Since 1992, the United States has observed a unilateral moratorium on nuclear explosive testing. This moratorium is based on our national security assessment that the United States does not need to conduct nuclear explosive tests in order to ensure the safety, security and effectiveness of the nuclear forces we maintain to deter nuclear attacks on the United States, our allies and partners. Moreover, reinforcing the international norm against nuclear explosive testing is very much in the U.S. security interest.
Based on the experience the United States has gained from 15 years of monitoring our nuclear weapons stockpile under the Stockpile Stewardship Program, in addition to our commitments to maintain and refurbish, as necessary, our nuclear weapons and to modernize our aging nuclear weapons infrastructure, we do not believe that the United States will need to conduct nuclear explosive tests ever again. Our national laboratory directors have confirmed that we know more about nuclear weapons through the stockpile stewardship program than we knew when we explosively tested nuclear weapons during the Cold War. We can now do more than just identify problems, we can predict and remedy them before they affect the safety and security of the arsenal.
Entry into force of the Comprehensive Test Ban (CTBT) would create a legally binding prohibition on nuclear explosive tests for all of its parties. The CTBT will benefit United States national security by:
- Hindering states that do not have nuclear weapons expertise and experience from advancing their nuclear weapons capabilities, while not affecting the ability of the United States to maintain its own nuclear deterrent force. States interested in pursuing a nuclear weapons program or advancing or expanding the capabilities of an existing nuclear weapons program would have to either risk deploying weapons without confidence that they will work as designed, or incurring international condemnation and reprisals by conducting nuclear explosive tests in violation of the Treaty;
- Impeding states with more established nuclear weapon capabilities from confirming the performance of advanced nuclear weapon designs that they have not tested successfully in the past; and
- Constraining regional arms races in the years and decades to come. These constraints will be particularly important in Asia, where states are building up and modernizing nuclear forces.

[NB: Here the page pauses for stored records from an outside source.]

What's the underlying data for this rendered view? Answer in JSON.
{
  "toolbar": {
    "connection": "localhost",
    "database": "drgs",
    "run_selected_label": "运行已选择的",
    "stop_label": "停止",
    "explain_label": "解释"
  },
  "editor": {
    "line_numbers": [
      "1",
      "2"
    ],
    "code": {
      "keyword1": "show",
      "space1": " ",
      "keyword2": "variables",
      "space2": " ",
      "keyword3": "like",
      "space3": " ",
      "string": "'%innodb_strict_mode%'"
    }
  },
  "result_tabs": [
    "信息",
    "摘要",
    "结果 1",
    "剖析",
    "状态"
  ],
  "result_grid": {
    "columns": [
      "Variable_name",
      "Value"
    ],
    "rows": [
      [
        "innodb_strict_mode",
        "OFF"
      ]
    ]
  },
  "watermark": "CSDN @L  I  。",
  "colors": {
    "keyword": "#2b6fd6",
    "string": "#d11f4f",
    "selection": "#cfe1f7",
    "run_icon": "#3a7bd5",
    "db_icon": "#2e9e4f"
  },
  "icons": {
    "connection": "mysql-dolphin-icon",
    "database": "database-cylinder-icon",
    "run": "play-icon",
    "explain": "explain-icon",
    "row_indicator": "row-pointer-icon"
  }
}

U.S. ratification of the CTBT will also help enhance our leadership role in nonproliferation and strengthen our hand in pursuing tough actions against suspected proliferators by enhancing international perceptions of the United States’ commitment to global nuclear constraints.
Once the Treaty enters into force, the United States will monitor compliance with the CTBT using our national technical means of verification, complemented by the International Monitoring System (IMS), and will have the right to call for on-site inspections in countries we believe have conducted a nuclear explosion. The cooperative verification measures conducted under the CTBT will give the Treaty’s Parties a common basis for engaging in consultations and seeking clarifications of activities suspected to be in violation of the treaty. This will benefit the United States both by deterring potential cheaters and by increasing the risk that countries conducting a nuclear explosive test will be caught and held accountable for their actions by the international community.
In the case of unforeseen, extraordinary events pertaining to the CTBT that jeopardize our supreme national interests, the United States is able to invoke a provision of the Treaty that would permit us to withdraw from it to ensure our national security.
The Treaty will benefit U.S. national security. The United States will be much better off with the CTBT in force than without it.